What's going on inside that black box is critical. The stimulus causes the response in a very complex way. It adds another input that gets jumbled around with a handful of other important factors and a mountain of immaterial ones and then it comes out the other side as "buy," "sell," "hold," "wet yourself," etc.

Interest rates help form a certain interpretation. In that sense, they cause price changes. But, just because we can measure them and we can't measure a lot of other equally important things, we tend to overstate the importance of interest rates.

Once again, my favorite quote from Ben Graham:

The influence of what we call analytical factors over the market price is both partial and indirect – partial, because it frequently competes with purely speculative factors which influence the price in the opposite direction; and indirect, because it acts through the intermediary of people’s sentiments and decisions. In other words, the market is not a weighing machine, on which the value of each issue is recorded by an exact and impersonal mechanism, in accordance with its specific qualities. Rather should we say that the market is a voting machine, whereon countless individuals register choices which are the product partly of reason and partly of emotion.

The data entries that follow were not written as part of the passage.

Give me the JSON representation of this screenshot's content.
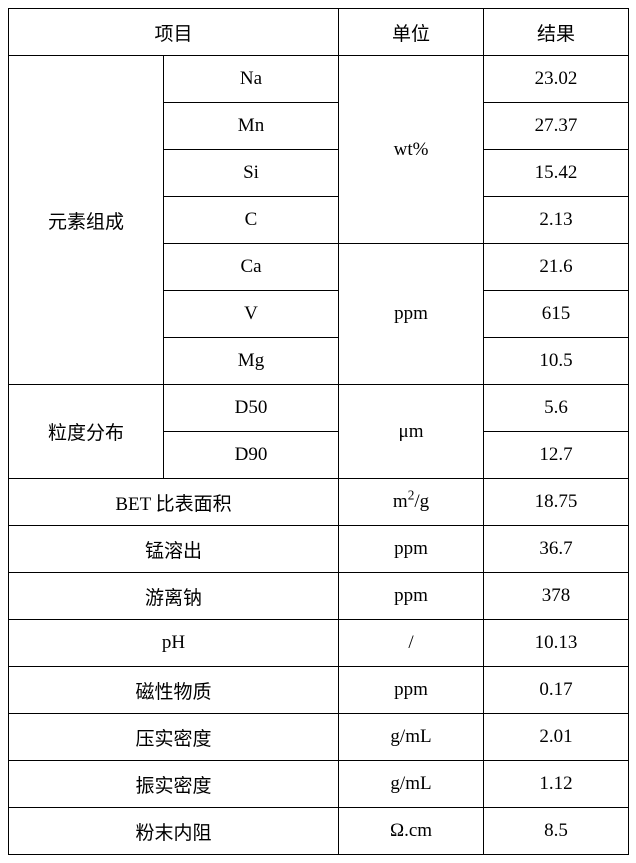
{
  "headers": {
    "item": "项目",
    "unit": "单位",
    "result": "结果"
  },
  "groupA": {
    "label": "元素组成",
    "unit_wt": "wt%",
    "unit_ppm": "ppm",
    "rows_wt": [
      {
        "name": "Na",
        "result": "23.02"
      },
      {
        "name": "Mn",
        "result": "27.37"
      },
      {
        "name": "Si",
        "result": "15.42"
      },
      {
        "name": "C",
        "result": "2.13"
      }
    ],
    "rows_ppm": [
      {
        "name": "Ca",
        "result": "21.6"
      },
      {
        "name": "V",
        "result": "615"
      },
      {
        "name": "Mg",
        "result": "10.5"
      }
    ]
  },
  "groupB": {
    "label": "粒度分布",
    "unit": "μm",
    "rows": [
      {
        "name": "D50",
        "result": "5.6"
      },
      {
        "name": "D90",
        "result": "12.7"
      }
    ]
  },
  "singles": [
    {
      "name": "BET 比表面积",
      "unit_html": "m<sup>2</sup>/g",
      "result": "18.75"
    },
    {
      "name": "锰溶出",
      "unit_html": "ppm",
      "result": "36.7"
    },
    {
      "name": "游离钠",
      "unit_html": "ppm",
      "result": "378"
    },
    {
      "name": "pH",
      "unit_html": "/",
      "result": "10.13"
    },
    {
      "name": "磁性物质",
      "unit_html": "ppm",
      "result": "0.17"
    },
    {
      "name": "压实密度",
      "unit_html": "g/mL",
      "result": "2.01"
    },
    {
      "name": "振实密度",
      "unit_html": "g/mL",
      "result": "1.12"
    },
    {
      "name": "粉末内阻",
      "unit_html": "Ω.cm",
      "result": "8.5"
    }
  ]
}
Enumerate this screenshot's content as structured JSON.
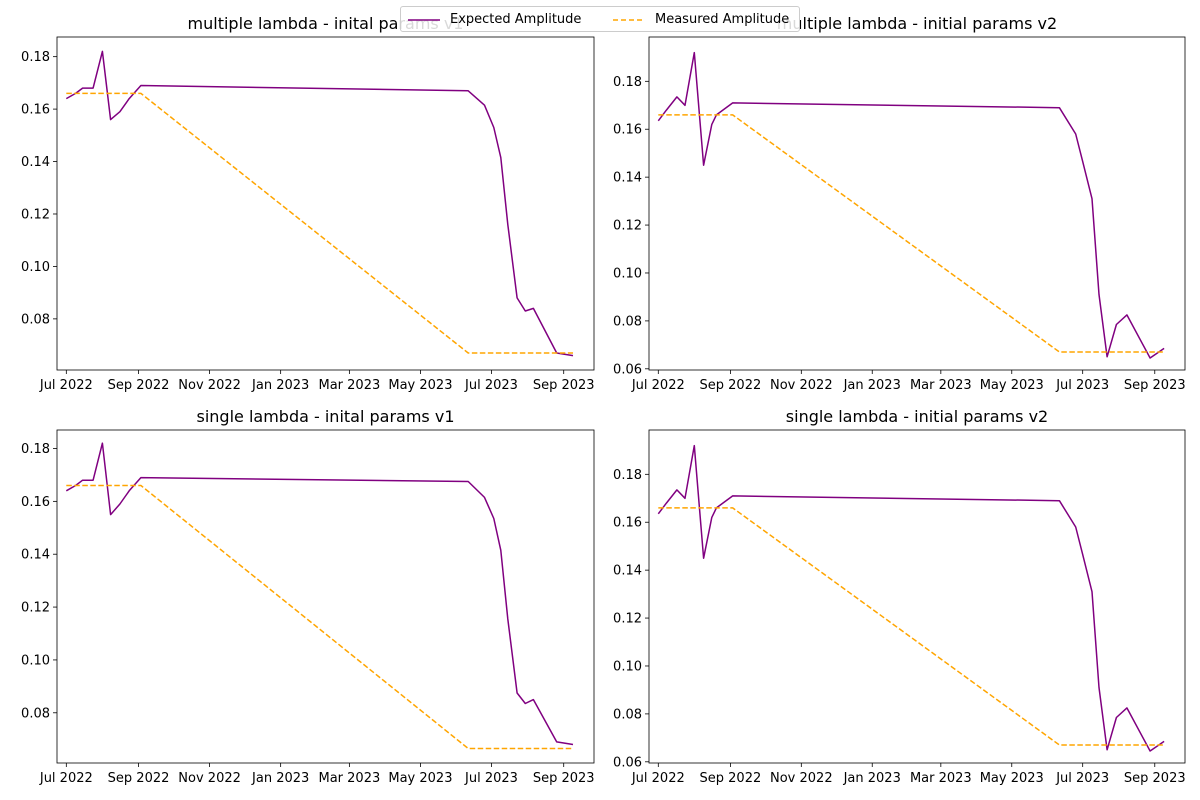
{
  "legend": {
    "expected_label": "Expected Amplitude",
    "measured_label": "Measured Amplitude",
    "expected_color": "#800080",
    "measured_color": "#ffa500",
    "placement": "top-center"
  },
  "chart_data": [
    {
      "type": "line",
      "title": "multiple lambda - inital params v1",
      "xlabel": "",
      "ylabel": "",
      "x_axis": "date",
      "xlim": [
        "2022-06-23",
        "2023-09-27"
      ],
      "ylim": [
        0.0605,
        0.1875
      ],
      "x_ticks": [
        "2022-07-01",
        "2022-09-01",
        "2022-11-01",
        "2023-01-01",
        "2023-03-01",
        "2023-05-01",
        "2023-07-01",
        "2023-09-01"
      ],
      "x_tick_labels": [
        "Jul 2022",
        "Sep 2022",
        "Nov 2022",
        "Jan 2023",
        "Mar 2023",
        "May 2023",
        "Jul 2023",
        "Sep 2023"
      ],
      "y_ticks": [
        0.08,
        0.1,
        0.12,
        0.14,
        0.16,
        0.18
      ],
      "y_tick_labels": [
        "0.08",
        "0.10",
        "0.12",
        "0.14",
        "0.16",
        "0.18"
      ],
      "grid": false,
      "series": [
        {
          "name": "Expected Amplitude",
          "style": "solid",
          "color": "#800080",
          "x": [
            "2022-07-01",
            "2022-07-09",
            "2022-07-15",
            "2022-07-24",
            "2022-08-01",
            "2022-08-08",
            "2022-08-16",
            "2022-08-24",
            "2022-09-03",
            "2023-06-11",
            "2023-06-25",
            "2023-07-03",
            "2023-07-09",
            "2023-07-15",
            "2023-07-23",
            "2023-07-30",
            "2023-08-06",
            "2023-08-26",
            "2023-09-09"
          ],
          "y": [
            0.164,
            0.166,
            0.168,
            0.168,
            0.182,
            0.156,
            0.159,
            0.164,
            0.169,
            0.167,
            0.1615,
            0.153,
            0.1415,
            0.116,
            0.088,
            0.083,
            0.084,
            0.067,
            0.066
          ]
        },
        {
          "name": "Measured Amplitude",
          "style": "dashed",
          "color": "#ffa500",
          "x": [
            "2022-07-01",
            "2022-09-03",
            "2023-06-11",
            "2023-09-09"
          ],
          "y": [
            0.166,
            0.166,
            0.067,
            0.067
          ]
        }
      ]
    },
    {
      "type": "line",
      "title": "multiple lambda - initial params v2",
      "xlabel": "",
      "ylabel": "",
      "x_axis": "date",
      "xlim": [
        "2022-06-23",
        "2023-09-27"
      ],
      "ylim": [
        0.0595,
        0.1985
      ],
      "x_ticks": [
        "2022-07-01",
        "2022-09-01",
        "2022-11-01",
        "2023-01-01",
        "2023-03-01",
        "2023-05-01",
        "2023-07-01",
        "2023-09-01"
      ],
      "x_tick_labels": [
        "Jul 2022",
        "Sep 2022",
        "Nov 2022",
        "Jan 2023",
        "Mar 2023",
        "May 2023",
        "Jul 2023",
        "Sep 2023"
      ],
      "y_ticks": [
        0.06,
        0.08,
        0.1,
        0.12,
        0.14,
        0.16,
        0.18
      ],
      "y_tick_labels": [
        "0.06",
        "0.08",
        "0.10",
        "0.12",
        "0.14",
        "0.16",
        "0.18"
      ],
      "grid": false,
      "series": [
        {
          "name": "Expected Amplitude",
          "style": "solid",
          "color": "#800080",
          "x": [
            "2022-07-01",
            "2022-07-08",
            "2022-07-17",
            "2022-07-24",
            "2022-08-01",
            "2022-08-09",
            "2022-08-16",
            "2022-08-20",
            "2022-09-03",
            "2023-06-11",
            "2023-06-25",
            "2023-07-01",
            "2023-07-09",
            "2023-07-15",
            "2023-07-22",
            "2023-07-30",
            "2023-08-08",
            "2023-08-28",
            "2023-09-09"
          ],
          "y": [
            0.1635,
            0.168,
            0.1735,
            0.17,
            0.192,
            0.145,
            0.162,
            0.166,
            0.171,
            0.169,
            0.158,
            0.1465,
            0.131,
            0.091,
            0.065,
            0.0785,
            0.0825,
            0.0645,
            0.0685
          ]
        },
        {
          "name": "Measured Amplitude",
          "style": "dashed",
          "color": "#ffa500",
          "x": [
            "2022-07-01",
            "2022-09-03",
            "2023-06-11",
            "2023-09-09"
          ],
          "y": [
            0.166,
            0.166,
            0.067,
            0.067
          ]
        }
      ]
    },
    {
      "type": "line",
      "title": "single lambda - inital params v1",
      "xlabel": "",
      "ylabel": "",
      "x_axis": "date",
      "xlim": [
        "2022-06-23",
        "2023-09-27"
      ],
      "ylim": [
        0.061,
        0.187
      ],
      "x_ticks": [
        "2022-07-01",
        "2022-09-01",
        "2022-11-01",
        "2023-01-01",
        "2023-03-01",
        "2023-05-01",
        "2023-07-01",
        "2023-09-01"
      ],
      "x_tick_labels": [
        "Jul 2022",
        "Sep 2022",
        "Nov 2022",
        "Jan 2023",
        "Mar 2023",
        "May 2023",
        "Jul 2023",
        "Sep 2023"
      ],
      "y_ticks": [
        0.08,
        0.1,
        0.12,
        0.14,
        0.16,
        0.18
      ],
      "y_tick_labels": [
        "0.08",
        "0.10",
        "0.12",
        "0.14",
        "0.16",
        "0.18"
      ],
      "grid": false,
      "series": [
        {
          "name": "Expected Amplitude",
          "style": "solid",
          "color": "#800080",
          "x": [
            "2022-07-01",
            "2022-07-09",
            "2022-07-15",
            "2022-07-24",
            "2022-08-01",
            "2022-08-08",
            "2022-08-16",
            "2022-08-24",
            "2022-09-03",
            "2023-06-11",
            "2023-06-25",
            "2023-07-03",
            "2023-07-09",
            "2023-07-15",
            "2023-07-23",
            "2023-07-30",
            "2023-08-06",
            "2023-08-26",
            "2023-09-09"
          ],
          "y": [
            0.164,
            0.166,
            0.168,
            0.168,
            0.182,
            0.155,
            0.159,
            0.164,
            0.169,
            0.1675,
            0.1615,
            0.1535,
            0.1415,
            0.1155,
            0.0875,
            0.0835,
            0.085,
            0.069,
            0.068
          ]
        },
        {
          "name": "Measured Amplitude",
          "style": "dashed",
          "color": "#ffa500",
          "x": [
            "2022-07-01",
            "2022-09-03",
            "2023-06-11",
            "2023-09-09"
          ],
          "y": [
            0.166,
            0.166,
            0.0665,
            0.0665
          ]
        }
      ]
    },
    {
      "type": "line",
      "title": "single lambda - initial params v2",
      "xlabel": "",
      "ylabel": "",
      "x_axis": "date",
      "xlim": [
        "2022-06-23",
        "2023-09-27"
      ],
      "ylim": [
        0.0595,
        0.1985
      ],
      "x_ticks": [
        "2022-07-01",
        "2022-09-01",
        "2022-11-01",
        "2023-01-01",
        "2023-03-01",
        "2023-05-01",
        "2023-07-01",
        "2023-09-01"
      ],
      "x_tick_labels": [
        "Jul 2022",
        "Sep 2022",
        "Nov 2022",
        "Jan 2023",
        "Mar 2023",
        "May 2023",
        "Jul 2023",
        "Sep 2023"
      ],
      "y_ticks": [
        0.06,
        0.08,
        0.1,
        0.12,
        0.14,
        0.16,
        0.18
      ],
      "y_tick_labels": [
        "0.06",
        "0.08",
        "0.10",
        "0.12",
        "0.14",
        "0.16",
        "0.18"
      ],
      "grid": false,
      "series": [
        {
          "name": "Expected Amplitude",
          "style": "solid",
          "color": "#800080",
          "x": [
            "2022-07-01",
            "2022-07-08",
            "2022-07-17",
            "2022-07-24",
            "2022-08-01",
            "2022-08-09",
            "2022-08-16",
            "2022-08-20",
            "2022-09-03",
            "2023-06-11",
            "2023-06-25",
            "2023-07-01",
            "2023-07-09",
            "2023-07-15",
            "2023-07-22",
            "2023-07-30",
            "2023-08-08",
            "2023-08-28",
            "2023-09-09"
          ],
          "y": [
            0.1635,
            0.168,
            0.1735,
            0.17,
            0.192,
            0.145,
            0.162,
            0.166,
            0.171,
            0.169,
            0.158,
            0.1465,
            0.131,
            0.091,
            0.065,
            0.0785,
            0.0825,
            0.0645,
            0.0685
          ]
        },
        {
          "name": "Measured Amplitude",
          "style": "dashed",
          "color": "#ffa500",
          "x": [
            "2022-07-01",
            "2022-09-03",
            "2023-06-11",
            "2023-09-09"
          ],
          "y": [
            0.166,
            0.166,
            0.067,
            0.067
          ]
        }
      ]
    }
  ]
}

Like all other data interest rates act through the intermediary of people's sentiments and decisions. You can't forget you're dealing with a lot of complex, thinking human beings. They don't react predictably to a single stimulus when there's a lot of cognition going on. Having said that, in certain similar situations, a specific stimulus may tend to lead (more often than not) to a certain response.

Regardless, when buying the entire market, simply looking for low normalized P/E ratios is a much more effective strategy than anything I can come up with involving interest rates. I expected this to be true in the long-term; the fact that it also works pretty well in the short-term surprised me.